1. Technical Field
The present disclosure relates to a column decoder for non-volatile memory devices, in particular of the phase-change type, to which the following treatment will make particular reference, without this implying any loss of generality.
2. Description of the Related Art
Non-volatile phase-change memories (PCMs) are known, wherein the characteristics of materials that have the property of switching between phases having different electrical characteristics are exploited for storing information. For example, these materials can switch between a disorderly amorphous phase and an orderly crystalline or polycrystalline phase, and the two phases are associated with resistivities of considerably different values, and consequently with a different value of a stored datum. For example, the elements of Group VI of the periodic table, such as tellurium (Te), selenium (Se), or antimonium (Sb), referred to as chalcogenides or chalcogenic materials, can be advantageously used for manufacturing phase-change memory cells. The phase changes are obtained by increasing locally the temperature of the cells of chalcogenic material, through resistive electrodes (generally known as heaters) set in contact with respective regions of chalcogenic material. Selection devices (for example, MOSFETs), are connected to the heaters, and enable passage of a programming electrical current through a respective heater; this electrical current, by the Joule effect, generates the temperatures necessary for the phase change. During reading, the state of the chalcogenic material is detected by applying a voltage that is sufficiently low as not to cause a marked heating, and then by reading the value of the current that flows in the cell. Since the current is proportional to the conductivity of the chalcogenic material, it is possible to determine in which state the material is, and hence determine the data stored in the memory cells.
In a known manner, non-volatile memories include an array of memory cells organized in rows (wordlines) and columns (bitlines). Each memory cell is formed, in the case of PCMs, by a phase-change memory element and by a selector transistor, connected in series. A column decoder and a row decoder, on the basis of logic address signals received at input and more or less complex decoding schemes, enable selection of the memory cells, and in particular of the corresponding wordlines and bitlines each time addressed.

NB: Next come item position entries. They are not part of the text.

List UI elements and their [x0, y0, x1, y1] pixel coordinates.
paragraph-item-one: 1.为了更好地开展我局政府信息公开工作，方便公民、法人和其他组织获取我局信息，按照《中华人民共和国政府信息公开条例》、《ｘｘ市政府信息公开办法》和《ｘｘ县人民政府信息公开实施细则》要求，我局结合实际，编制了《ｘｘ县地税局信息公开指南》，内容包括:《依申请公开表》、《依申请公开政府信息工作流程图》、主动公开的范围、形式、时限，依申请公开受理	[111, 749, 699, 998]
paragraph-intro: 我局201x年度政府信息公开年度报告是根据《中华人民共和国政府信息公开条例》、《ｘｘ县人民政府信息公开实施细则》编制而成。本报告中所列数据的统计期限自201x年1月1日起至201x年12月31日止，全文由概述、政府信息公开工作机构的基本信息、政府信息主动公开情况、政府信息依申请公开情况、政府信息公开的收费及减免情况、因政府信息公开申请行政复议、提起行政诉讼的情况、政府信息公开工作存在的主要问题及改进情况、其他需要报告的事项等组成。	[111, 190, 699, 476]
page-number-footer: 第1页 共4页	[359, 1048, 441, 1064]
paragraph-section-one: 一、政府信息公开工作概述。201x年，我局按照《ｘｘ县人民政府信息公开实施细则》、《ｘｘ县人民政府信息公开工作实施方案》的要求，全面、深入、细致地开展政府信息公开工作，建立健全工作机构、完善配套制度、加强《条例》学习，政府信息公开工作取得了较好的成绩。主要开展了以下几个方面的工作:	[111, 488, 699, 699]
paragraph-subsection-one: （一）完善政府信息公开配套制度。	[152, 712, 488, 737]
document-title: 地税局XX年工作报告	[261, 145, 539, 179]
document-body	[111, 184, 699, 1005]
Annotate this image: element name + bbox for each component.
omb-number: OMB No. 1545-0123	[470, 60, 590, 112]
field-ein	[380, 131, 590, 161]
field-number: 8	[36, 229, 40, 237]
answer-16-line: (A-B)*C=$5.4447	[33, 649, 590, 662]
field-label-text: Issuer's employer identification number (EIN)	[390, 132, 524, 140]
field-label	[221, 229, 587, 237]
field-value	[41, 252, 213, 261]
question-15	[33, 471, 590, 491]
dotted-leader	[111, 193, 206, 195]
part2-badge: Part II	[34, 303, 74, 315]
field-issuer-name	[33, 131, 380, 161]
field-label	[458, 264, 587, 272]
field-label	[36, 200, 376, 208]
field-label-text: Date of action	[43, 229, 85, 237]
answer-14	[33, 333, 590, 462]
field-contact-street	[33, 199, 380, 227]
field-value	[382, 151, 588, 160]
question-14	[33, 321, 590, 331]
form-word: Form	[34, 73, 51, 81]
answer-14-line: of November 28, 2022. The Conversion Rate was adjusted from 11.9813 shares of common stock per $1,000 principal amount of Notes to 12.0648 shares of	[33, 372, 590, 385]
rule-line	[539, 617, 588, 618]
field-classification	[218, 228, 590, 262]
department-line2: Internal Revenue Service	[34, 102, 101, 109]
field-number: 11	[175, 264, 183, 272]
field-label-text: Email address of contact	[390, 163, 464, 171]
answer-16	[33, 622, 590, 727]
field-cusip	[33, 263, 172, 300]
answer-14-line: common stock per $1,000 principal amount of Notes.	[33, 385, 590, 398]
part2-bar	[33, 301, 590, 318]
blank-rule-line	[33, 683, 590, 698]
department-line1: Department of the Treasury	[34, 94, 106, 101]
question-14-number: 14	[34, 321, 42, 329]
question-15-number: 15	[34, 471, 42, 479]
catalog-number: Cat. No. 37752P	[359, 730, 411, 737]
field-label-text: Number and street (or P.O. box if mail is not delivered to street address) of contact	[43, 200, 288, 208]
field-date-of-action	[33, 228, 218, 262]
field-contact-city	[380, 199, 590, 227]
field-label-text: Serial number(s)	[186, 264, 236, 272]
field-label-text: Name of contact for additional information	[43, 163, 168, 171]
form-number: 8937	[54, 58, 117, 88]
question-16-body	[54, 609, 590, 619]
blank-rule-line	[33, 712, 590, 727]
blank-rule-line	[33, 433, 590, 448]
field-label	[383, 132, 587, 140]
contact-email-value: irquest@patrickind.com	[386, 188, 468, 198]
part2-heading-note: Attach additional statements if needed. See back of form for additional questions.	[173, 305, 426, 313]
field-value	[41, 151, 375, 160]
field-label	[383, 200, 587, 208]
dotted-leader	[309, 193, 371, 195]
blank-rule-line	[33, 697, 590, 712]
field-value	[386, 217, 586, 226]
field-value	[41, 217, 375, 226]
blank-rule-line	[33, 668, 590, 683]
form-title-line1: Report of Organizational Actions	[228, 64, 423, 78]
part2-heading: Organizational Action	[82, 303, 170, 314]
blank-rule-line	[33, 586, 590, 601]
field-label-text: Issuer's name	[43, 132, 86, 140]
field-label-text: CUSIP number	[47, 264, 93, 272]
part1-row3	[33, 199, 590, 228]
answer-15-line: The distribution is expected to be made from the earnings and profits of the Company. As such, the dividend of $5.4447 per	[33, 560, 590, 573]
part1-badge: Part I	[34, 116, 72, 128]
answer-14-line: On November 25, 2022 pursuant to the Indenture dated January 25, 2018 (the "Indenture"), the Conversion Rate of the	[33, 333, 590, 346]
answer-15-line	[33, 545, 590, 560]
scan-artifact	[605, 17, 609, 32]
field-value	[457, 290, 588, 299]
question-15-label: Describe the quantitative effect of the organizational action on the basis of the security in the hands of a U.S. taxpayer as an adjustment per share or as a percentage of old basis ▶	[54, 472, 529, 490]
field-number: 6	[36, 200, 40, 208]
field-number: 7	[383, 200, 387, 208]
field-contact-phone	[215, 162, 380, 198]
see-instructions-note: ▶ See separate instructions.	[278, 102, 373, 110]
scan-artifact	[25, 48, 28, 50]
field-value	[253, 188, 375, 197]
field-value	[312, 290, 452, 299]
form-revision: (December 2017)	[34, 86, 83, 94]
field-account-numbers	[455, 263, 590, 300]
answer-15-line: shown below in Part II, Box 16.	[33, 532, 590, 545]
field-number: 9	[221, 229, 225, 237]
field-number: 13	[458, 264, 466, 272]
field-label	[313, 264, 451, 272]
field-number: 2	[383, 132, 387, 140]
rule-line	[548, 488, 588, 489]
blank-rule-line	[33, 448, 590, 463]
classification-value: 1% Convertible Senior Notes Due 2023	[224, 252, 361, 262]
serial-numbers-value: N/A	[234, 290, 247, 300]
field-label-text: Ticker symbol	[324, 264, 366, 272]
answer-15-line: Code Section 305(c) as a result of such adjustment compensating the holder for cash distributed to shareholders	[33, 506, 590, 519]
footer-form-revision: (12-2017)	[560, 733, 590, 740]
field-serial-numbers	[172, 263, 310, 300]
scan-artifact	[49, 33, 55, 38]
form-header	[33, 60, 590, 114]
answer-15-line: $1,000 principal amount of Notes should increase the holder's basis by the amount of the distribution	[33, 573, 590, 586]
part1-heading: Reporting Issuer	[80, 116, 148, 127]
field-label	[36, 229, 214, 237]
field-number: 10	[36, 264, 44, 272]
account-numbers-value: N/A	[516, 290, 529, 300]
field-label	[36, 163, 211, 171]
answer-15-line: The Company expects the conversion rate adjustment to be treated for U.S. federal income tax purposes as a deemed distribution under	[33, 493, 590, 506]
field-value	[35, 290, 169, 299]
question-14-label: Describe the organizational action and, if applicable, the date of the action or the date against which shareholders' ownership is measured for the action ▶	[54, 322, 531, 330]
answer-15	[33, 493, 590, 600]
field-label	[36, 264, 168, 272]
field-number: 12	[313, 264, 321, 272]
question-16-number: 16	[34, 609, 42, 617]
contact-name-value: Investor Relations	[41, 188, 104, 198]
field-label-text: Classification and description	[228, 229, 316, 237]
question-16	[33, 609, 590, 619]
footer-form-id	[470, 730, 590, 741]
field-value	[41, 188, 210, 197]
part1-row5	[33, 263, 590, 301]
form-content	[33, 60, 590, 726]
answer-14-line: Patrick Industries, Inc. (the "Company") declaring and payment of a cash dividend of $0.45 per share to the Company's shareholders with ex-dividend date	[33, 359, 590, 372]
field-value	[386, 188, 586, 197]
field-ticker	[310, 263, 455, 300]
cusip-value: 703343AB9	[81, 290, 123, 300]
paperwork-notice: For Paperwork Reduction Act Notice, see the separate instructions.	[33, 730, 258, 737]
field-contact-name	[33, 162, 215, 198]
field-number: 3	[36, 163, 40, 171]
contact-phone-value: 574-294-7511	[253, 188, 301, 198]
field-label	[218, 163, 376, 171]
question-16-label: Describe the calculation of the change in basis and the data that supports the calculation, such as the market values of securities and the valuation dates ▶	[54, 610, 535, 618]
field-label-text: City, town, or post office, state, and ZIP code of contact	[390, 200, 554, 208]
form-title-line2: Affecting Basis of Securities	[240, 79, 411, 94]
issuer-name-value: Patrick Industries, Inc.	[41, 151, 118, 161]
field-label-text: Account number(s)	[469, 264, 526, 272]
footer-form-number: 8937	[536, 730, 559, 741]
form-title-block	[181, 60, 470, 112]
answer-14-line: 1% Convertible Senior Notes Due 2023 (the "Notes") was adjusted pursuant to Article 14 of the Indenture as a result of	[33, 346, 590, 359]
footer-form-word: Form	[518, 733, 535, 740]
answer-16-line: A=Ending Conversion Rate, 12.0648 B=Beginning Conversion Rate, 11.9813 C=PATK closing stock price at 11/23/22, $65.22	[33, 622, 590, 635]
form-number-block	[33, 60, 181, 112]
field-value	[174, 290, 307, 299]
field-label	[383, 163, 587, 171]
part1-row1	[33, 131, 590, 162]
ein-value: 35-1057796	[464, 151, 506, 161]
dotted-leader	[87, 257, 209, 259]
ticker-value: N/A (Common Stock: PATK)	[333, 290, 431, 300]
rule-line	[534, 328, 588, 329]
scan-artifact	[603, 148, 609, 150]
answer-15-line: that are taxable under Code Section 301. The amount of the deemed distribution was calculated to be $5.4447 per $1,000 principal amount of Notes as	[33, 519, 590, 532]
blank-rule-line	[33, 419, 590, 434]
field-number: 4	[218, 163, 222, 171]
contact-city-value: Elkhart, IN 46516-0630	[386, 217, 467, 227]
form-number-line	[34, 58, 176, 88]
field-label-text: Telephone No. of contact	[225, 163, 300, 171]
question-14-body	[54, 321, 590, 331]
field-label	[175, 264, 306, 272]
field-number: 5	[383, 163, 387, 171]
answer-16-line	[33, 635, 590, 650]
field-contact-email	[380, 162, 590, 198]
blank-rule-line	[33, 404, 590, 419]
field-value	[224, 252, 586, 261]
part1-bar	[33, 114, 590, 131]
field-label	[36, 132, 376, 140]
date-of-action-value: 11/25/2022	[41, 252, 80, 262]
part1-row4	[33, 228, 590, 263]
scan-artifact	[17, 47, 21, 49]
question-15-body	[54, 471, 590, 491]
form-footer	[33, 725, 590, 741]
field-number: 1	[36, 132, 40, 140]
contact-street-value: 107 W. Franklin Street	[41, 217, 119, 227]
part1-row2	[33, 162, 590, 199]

The column decoder comprises a plurality of analog selection switches (made by transistors), which receive on their respective control terminals the address signals. The selection switches are organized according to a tree structure in hierarchical levels, and their number in each hierarchical level is linked to the organization and to the size of the memory array. The selection switches, when enabled, allow the selected bitline to be brought to a definite value of voltage and/or current, according to the operations that it is desired to implement. In particular, a current path is created between a programming stage or a reading stage and the bitline selected. The current path is defined by the series of a certain number of selection switches, and is the same (within the memory array) both for the programming stage and for the reading stage. In particular, upstream of the current path, a selector is generally provided for associating the path alternatively with the programming stage or with the reading stage. Generally, the bitline-biasing voltages for reading operations are generated inside sense amplifiers used for reading the data in the reading stage, whilst the bitline-biasing voltages for writing operations are generated inside purposely provided programming drivers in the programming stage. In a known manner, the sense amplifiers carry out reading of the data stored in the memory cells, comparing the current that flows in the memory cell selected (or an electrical quantity correlated thereto) with a reference current that flows in a reference cell having known contents.
In the specific case of PCMs, in order to carry out reading, voltages of a very low value (for example, between 300 mV and 600 mV) and currents of a standard value (for example, in the region of 10-20 μA) are used, whilst for carrying out writing, voltages of a markedly higher value (for example, approximately 2 V higher than the voltage used for the reading operations) and high currents (for example, in the region of 600 μA) are used; also used, during reading, is a fast settling in the column coding.
In a known manner, in flash memories of a NOR type, the selection switches are usually implemented with high-voltage (HV) NMOS transistors, capable of withstanding both the reading voltages and the programming voltages (see, for example: “A 1.8V 64 Mb 100 MHz Flexible Read While Write Flash Memory”, ISSCC 2001, Session 2—Non-Volatile Memories). This choice enables a greater circuit simplicity (no substrate to be biased) and a saving in the area occupation. In PCMs the use of CMOS switches has also been proposed (see, for example: “A 0.1 μm 1.8V 256 Mb Phase-Change Random Access Memory (PRAM) With 66 MHz Synchronous Burst-Read Operation”, Sangbeon Kang et al., IEEE JSSC, Vol. 42, No. 1, January 2007).
Both of the solutions have disadvantages: a decoding implemented completely with NMOS switches uses high voltages for driving the switches during the programming phase, on account of the body effect on the switches, whilst the approach with CMOS switches entails a greater area occupation.
In addition, in the column decoder described previously the effective voltage on the bitlines is affected by a series of factors that are not foreseeable: process variations in the manufacturing of the selection switches connected in series along the read/write path, and the consequent variation in the voltage drops on these selection switches; temperature variations; the current used by the memory cell; and variations of the read/write biasing voltage. Consequently, fluctuations can arise on the bitline voltage, and may possibly cause errors in the read/write operations.